At Camosun College, 1,300 international students are enrolled for the fall term, a 19 per cent decline from the 1,600 students enrolled during the same time last year.

“Overall, it’s a relatively small drop,” said Geoff Wilmshurst, Camosun’s vice-president of partnerships. “We did have a large number of students who didn’t go home [when the pandemic hit], so that’s why our numbers haven’t dropped too much.”

International students make up 15 per cent of Camosun’s student body. This year, there are 7,250 domestic students at Camosun, which is comparable to last fall.

Financial pressures led the college to temporarily shut down its Continuing Education Department, laying off eight people. About 50 people were laid off from the bookstore, food services and other services that are not used when most students are studying online.

At Royal Roads University, a 20 per cent decline in international students has been offset by an uptick in domestic enrolment, said university president Philip Steenkamp. The university, which doesn’t operate on the typical semester system but has a rolling intake of students, is expecting 1,100 international students in the fiscal year 2020-21, compared to 1,375 last year, Steenkamp said. International students make up between 20 and 25 per cent of the student body at Royal Roads.

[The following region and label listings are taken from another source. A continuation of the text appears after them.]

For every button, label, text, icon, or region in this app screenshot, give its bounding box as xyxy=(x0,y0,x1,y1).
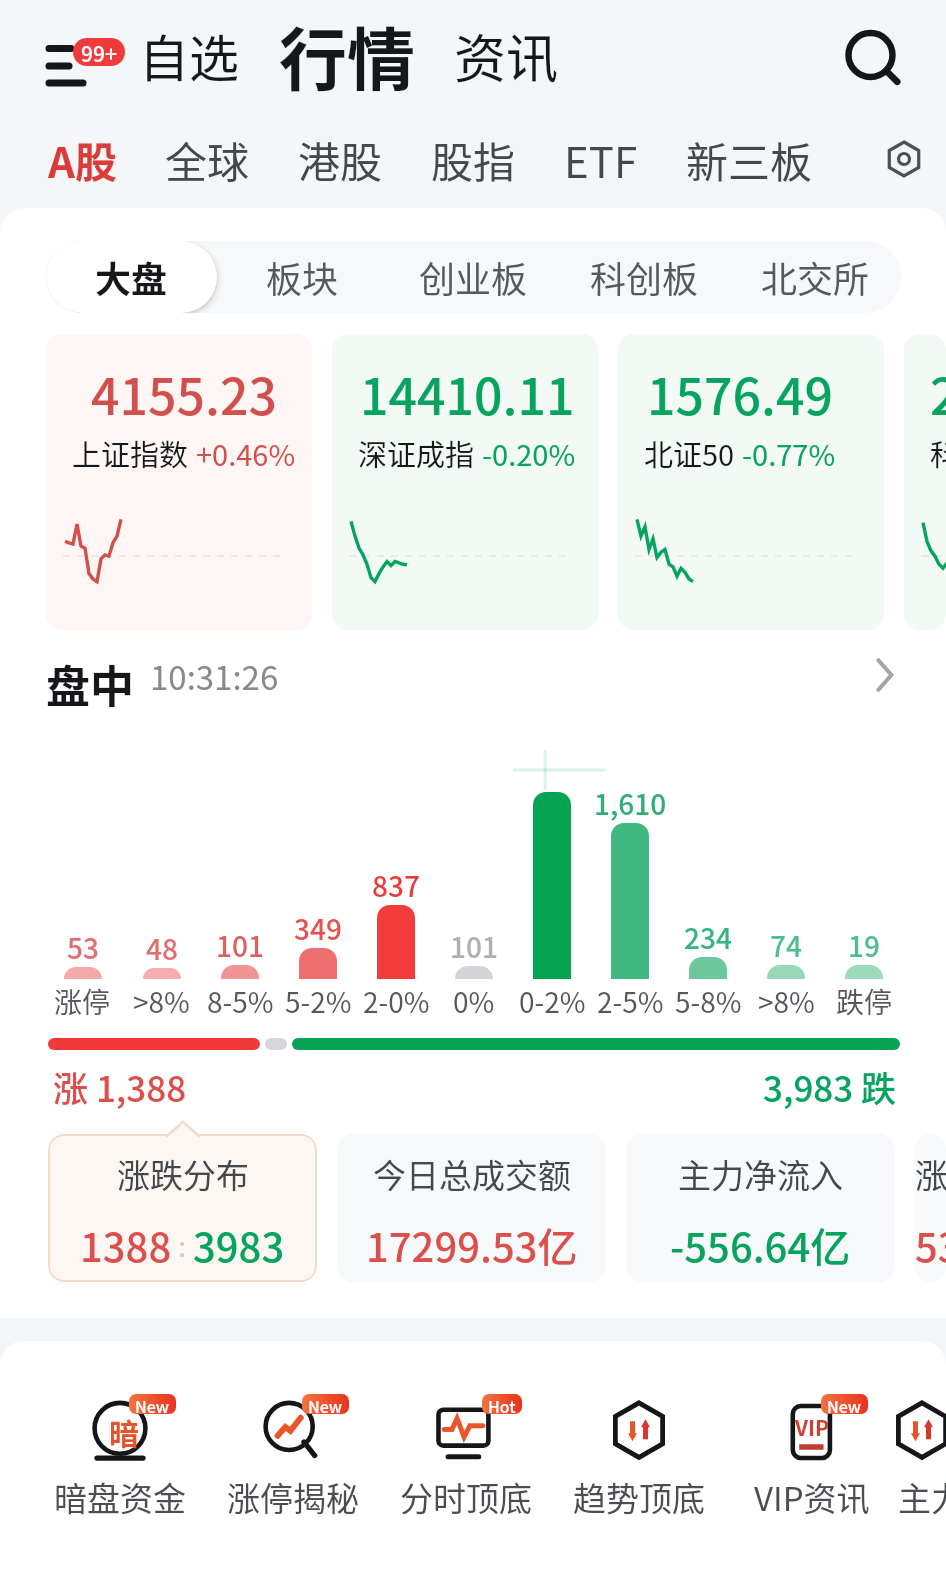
button[interactable]: Search xyxy=(834,17,910,93)
button[interactable]: 2-0% 837 xyxy=(357,768,435,1010)
staticText: 4155.23 xyxy=(91,357,277,429)
button[interactable]: 板块 xyxy=(217,241,388,313)
button[interactable]: 0-2% 1,920 xyxy=(513,768,591,1010)
staticText: >8% xyxy=(758,981,815,1022)
staticText: 1576.49 xyxy=(647,357,833,429)
button[interactable]: 创业板 xyxy=(388,241,559,313)
button[interactable]: 跌停 19 xyxy=(825,768,903,1010)
staticText: 主力大单 xyxy=(898,1473,946,1521)
button[interactable]: 涨停 53 xyxy=(43,768,122,1010)
staticText: 暗盘资金 xyxy=(54,1473,186,1521)
button[interactable]: 5-8% 234 xyxy=(669,768,747,1010)
staticText: 101 xyxy=(216,925,264,966)
button[interactable]: 14410.11 xyxy=(332,334,598,630)
button[interactable]: Hot xyxy=(379,1401,552,1521)
staticText: 跌停 xyxy=(836,981,893,1022)
button[interactable]: 0% 101 xyxy=(435,768,513,1010)
button[interactable]: 5-2% 349 xyxy=(279,768,357,1010)
staticText: 0% xyxy=(453,981,495,1022)
button[interactable]: 主力净流入 xyxy=(626,1134,895,1282)
staticText: 盘中 xyxy=(46,652,134,697)
staticText: 2251.21 xyxy=(930,357,946,429)
button[interactable]: Menu xyxy=(23,20,103,90)
staticText: 101 xyxy=(450,926,498,967)
button[interactable]: Settings xyxy=(874,129,934,189)
staticText: +0.46% xyxy=(196,432,296,474)
staticText: 74 xyxy=(770,925,802,966)
staticText: 趋势顶底 xyxy=(573,1473,705,1521)
staticText: 0-2% xyxy=(519,981,586,1022)
staticText: 股指 xyxy=(431,129,516,190)
staticText: 10:31:26 xyxy=(150,652,279,697)
staticText: 涨 1,388 xyxy=(53,1061,187,1112)
staticText: -0.20% xyxy=(482,432,576,474)
staticText: 暗 xyxy=(109,1410,139,1453)
staticText: 新三板 xyxy=(686,129,813,190)
staticText: 涨停家数 xyxy=(915,1150,946,1198)
button[interactable]: 大盘 xyxy=(46,241,217,313)
staticText: 主力净流入 xyxy=(678,1150,843,1198)
button[interactable]: 主力大单 xyxy=(898,1401,946,1521)
staticText: >8% xyxy=(133,981,190,1022)
staticText: New xyxy=(308,1394,343,1414)
button[interactable]: 涨停家数 xyxy=(915,1134,946,1282)
button[interactable]: 2251.21 xyxy=(904,334,946,630)
staticText: : xyxy=(172,1225,193,1266)
staticText: A股 xyxy=(48,129,117,190)
other: More xyxy=(862,653,906,697)
button[interactable]: 新三板 xyxy=(662,117,837,202)
staticText: 5-8% xyxy=(675,981,742,1022)
staticText: 分时顶底 xyxy=(400,1473,532,1521)
staticText: 53 xyxy=(67,927,99,968)
staticText: -556.64亿 xyxy=(670,1216,851,1274)
button[interactable]: New xyxy=(206,1401,379,1521)
button[interactable]: 盘中 xyxy=(0,652,946,697)
button[interactable]: 今日总成交额 xyxy=(337,1134,606,1282)
staticText: 资讯 xyxy=(454,18,559,93)
staticText: 科创板 xyxy=(590,251,699,303)
staticText: 17299.53亿 xyxy=(366,1216,578,1274)
staticText: VIP xyxy=(795,1412,829,1442)
button[interactable]: >8% 74 xyxy=(747,768,825,1010)
staticText: 19 xyxy=(848,925,880,966)
button[interactable]: 4155.23 xyxy=(46,334,312,630)
button[interactable]: 股指 xyxy=(407,117,540,202)
button[interactable]: >8% 48 xyxy=(122,768,201,1010)
button[interactable]: A股 xyxy=(24,117,141,202)
staticText: 大盘 xyxy=(95,251,168,303)
button[interactable]: VIP xyxy=(725,1401,898,1521)
staticText: 53家 xyxy=(915,1216,946,1274)
staticText: 1388 xyxy=(80,1216,172,1274)
button[interactable]: 港股 xyxy=(274,117,407,202)
button[interactable]: 科创板 xyxy=(559,241,730,313)
button[interactable]: 全球 xyxy=(141,117,274,202)
button[interactable]: 涨跌分布 xyxy=(48,1134,317,1282)
button[interactable]: 8-5% 101 xyxy=(201,768,279,1010)
staticText: 3,983 跌 xyxy=(763,1061,897,1112)
staticText: 涨跌分布 xyxy=(117,1150,249,1198)
staticText: New xyxy=(135,1394,170,1414)
button[interactable]: 趋势顶底 xyxy=(552,1401,725,1521)
staticText: 2-0% xyxy=(363,981,430,1022)
staticText: 深证成指 xyxy=(358,432,475,474)
staticText: 99+ xyxy=(81,38,117,66)
button[interactable]: 1576.49 xyxy=(618,334,884,630)
staticText: 自选 xyxy=(139,19,239,91)
staticText: Hot xyxy=(488,1394,516,1414)
button[interactable]: 北交所 xyxy=(730,241,901,313)
staticText: -0.77% xyxy=(742,432,836,474)
staticText: 1,610 xyxy=(594,783,667,824)
staticText: 上证指数 xyxy=(72,432,189,474)
button[interactable]: 暗 xyxy=(33,1401,206,1521)
staticText: 234 xyxy=(684,917,732,958)
staticText: New xyxy=(827,1394,862,1414)
button[interactable]: 2-5% 1,610 xyxy=(591,768,669,1010)
staticText: 349 xyxy=(294,908,342,949)
staticText: 北交所 xyxy=(761,251,870,303)
staticText: 港股 xyxy=(298,129,383,190)
staticText: 14410.11 xyxy=(360,357,575,429)
staticText: 48 xyxy=(146,928,178,969)
staticText: 涨停揭秘 xyxy=(227,1473,359,1521)
staticText: 8-5% xyxy=(207,981,274,1022)
button[interactable]: ETF xyxy=(540,117,662,202)
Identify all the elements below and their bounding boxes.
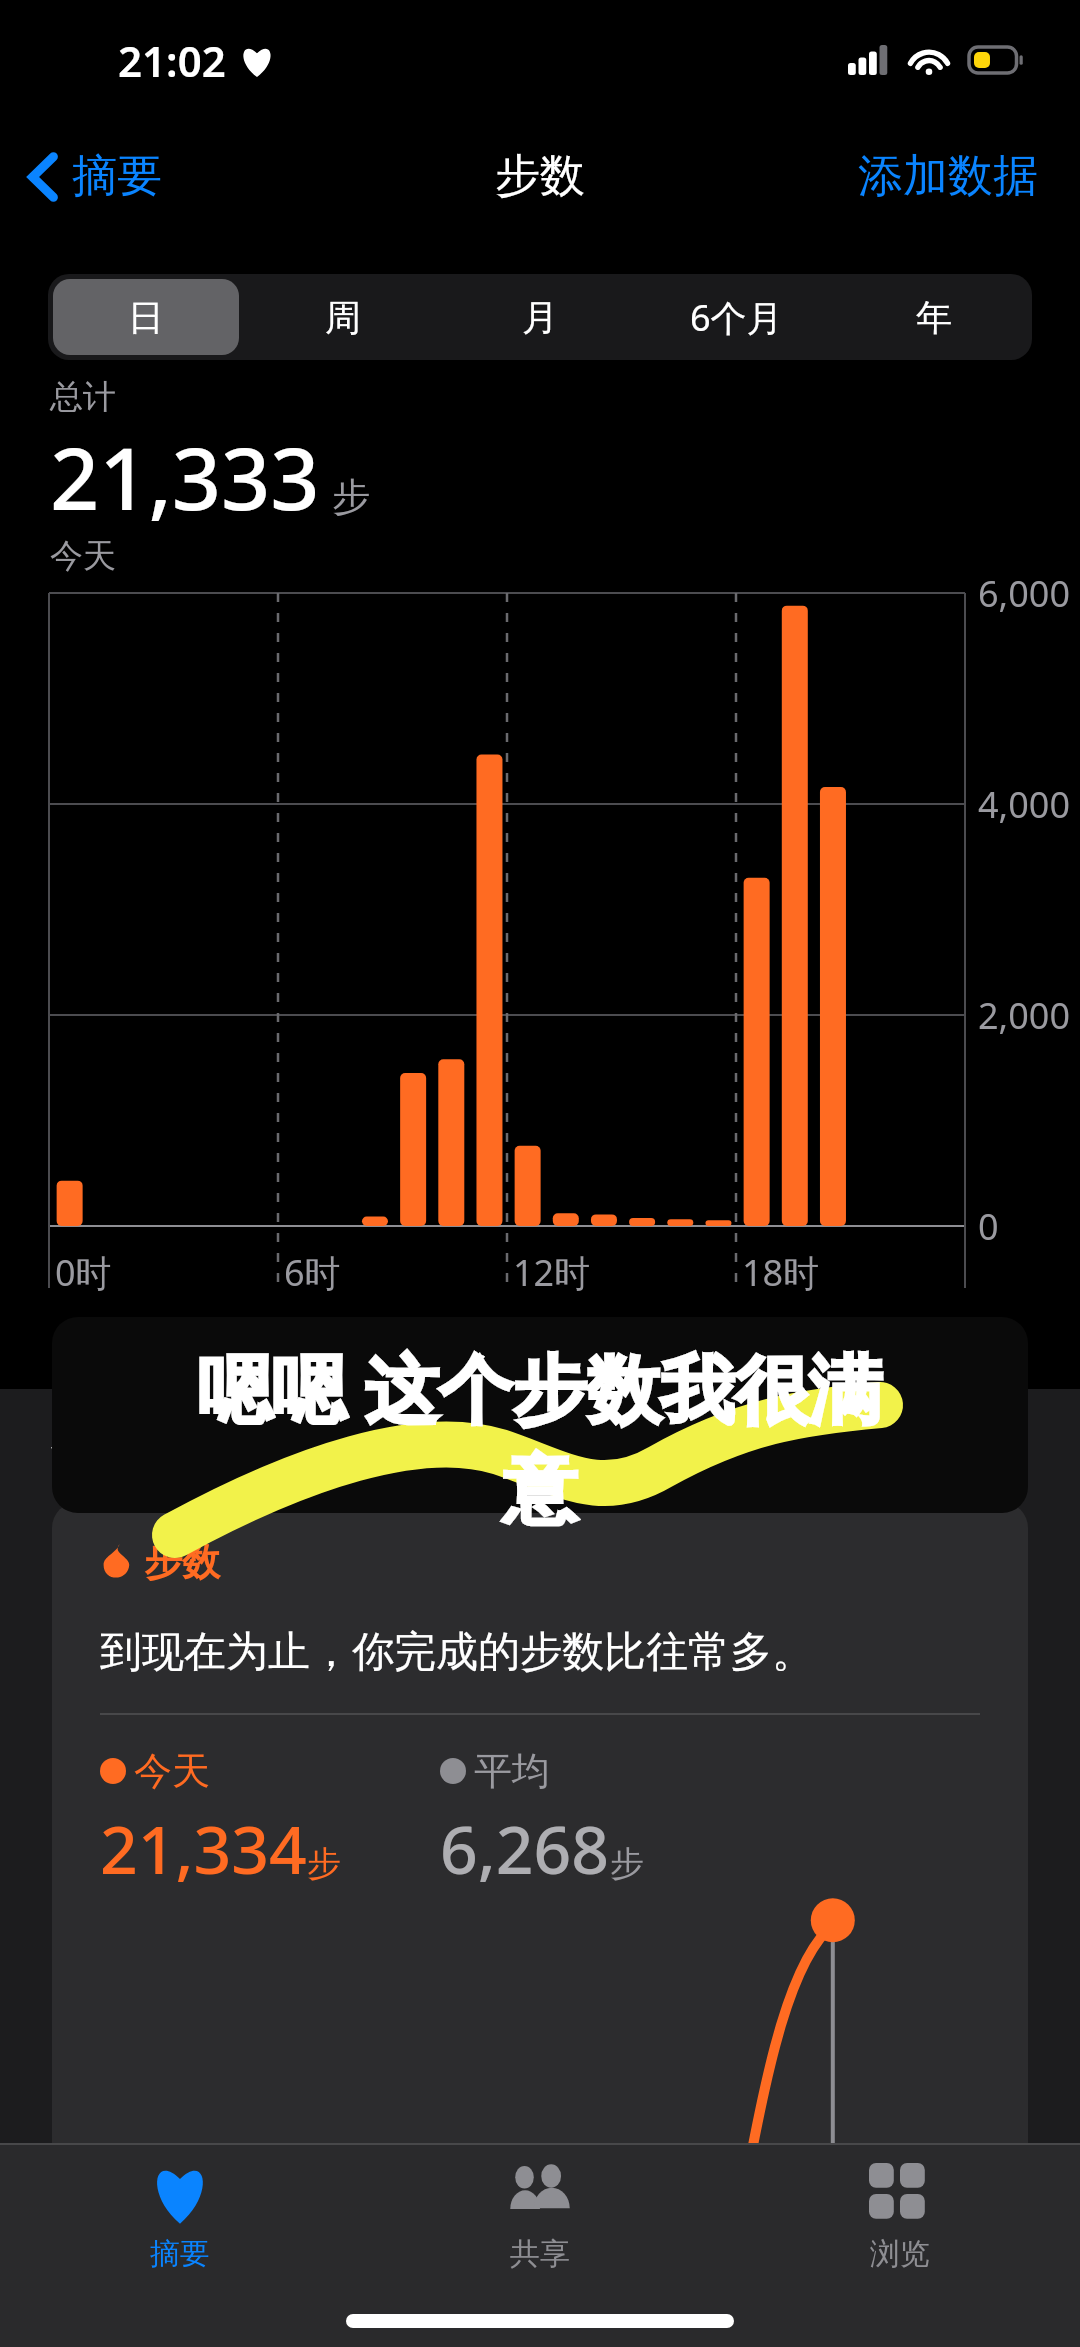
button[interactable]: 添加数据 [852, 142, 1044, 211]
staticText: 6,000 [978, 569, 1071, 618]
staticText: 18时 [742, 1248, 820, 1297]
staticText: 摘要 [72, 148, 162, 205]
staticText: 12时 [513, 1248, 591, 1297]
button[interactable]: 摘要 [0, 2145, 360, 2295]
staticText: 步 [332, 473, 370, 521]
staticText: 步数 [495, 148, 585, 205]
button[interactable]: 年 [840, 279, 1027, 355]
staticText: 摘要 [150, 2235, 210, 2273]
staticText: 21,333 [50, 418, 320, 535]
staticText: 周 [325, 295, 361, 340]
staticText: 步 [307, 1842, 341, 1885]
staticText: 4,000 [978, 780, 1071, 829]
staticText: 今天 [134, 1747, 210, 1795]
staticText: 步 [610, 1842, 644, 1885]
staticText: 0时 [55, 1248, 112, 1297]
button[interactable]: 6个月 [643, 279, 830, 355]
staticText: 6,268 [440, 1803, 610, 1893]
staticText: 意 [503, 1444, 577, 1537]
button[interactable]: 全部显示 [860, 1420, 1028, 1473]
staticText: 2,000 [978, 991, 1071, 1040]
staticText: 今天 [50, 535, 116, 577]
staticText: 到现在为止，你完成的步数比往常多。 [100, 1626, 814, 1679]
staticText: 共享 [510, 2235, 570, 2273]
button[interactable]: 月 [446, 279, 633, 355]
staticText: 平均 [474, 1747, 550, 1795]
staticText: 21:02 [118, 32, 226, 89]
staticText: 0 [978, 1202, 999, 1251]
button[interactable]: 步数 [52, 1502, 1028, 2347]
staticText: 浏览 [870, 2235, 930, 2273]
staticText: 6时 [284, 1248, 341, 1297]
staticText: 嗯嗯 这个步数我很满 [197, 1337, 883, 1438]
button[interactable]: 周 [249, 279, 436, 355]
button[interactable]: 浏览 [720, 2145, 1080, 2295]
button[interactable]: 摘要 [22, 136, 170, 217]
staticText: 步数 [144, 1538, 220, 1586]
staticText: 21,334 [100, 1803, 307, 1893]
staticText: 6个月 [690, 293, 783, 342]
button[interactable]: 共享 [360, 2145, 720, 2295]
staticText: 总计 [50, 376, 116, 418]
staticText: 日 [128, 295, 164, 340]
button[interactable]: 日 [53, 279, 239, 355]
staticText: 年 [916, 295, 952, 340]
staticText: 月 [522, 295, 558, 340]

However, overall enrolment is down by just six per cent due to the increase in enrolment from Canadian students, Steenkamp said. That translates into a $2-million revenue hit for the university, which has a budget of about $70 million.

The university has done some cost-cutting and re-deployment of staff, but has not laid anyone off.

“The commitment I made is that we would not lay anyone off and we’ve not laid anyone off,” Steenkamp said. “My view on all of this is that we need to build a bridge that gets our whole community from one side of this pandemic to the other side safely.”

Vancouver Island University has seen a 31 per cent drop in international student enrolment, with 1,199 students this academic year compared to 1,744 last year, said Carol Stuart, provost and vice-president academic. There’s also been a nine per cent decline in enrolment for domestic students, with 7,760 students this year compared to 8,339 last year.

Stuart said the decline in tuition revenue is coupled with increased expenses such as enhanced cleaning and the installation of Plexiglas for classes where there will be face-to-face contact. VIU has laid off about 50 full-time-equivalent positions in ancillary services such as the bookstore and food service, and staff at the English Language Centre.

Since August, Camosun College has been providing a weekly food hamper program to students in need, many of whom lost their jobs in the service industry and are facing limited employment opportunities. Each week, Camosun volunteers deliver about 30 hampers, which contain fresh prepared meals and hygiene products.

For Tomaz, now living with her family in an apartment in Royal Oak as her children start school at Prospect Lake Elementary, the food basket was a welcome gesture after months of stress and thousands of dollars worth of flights.

“It’s something that shows that you are not alone. You feel, oh, it was difficult to get here but I have support.”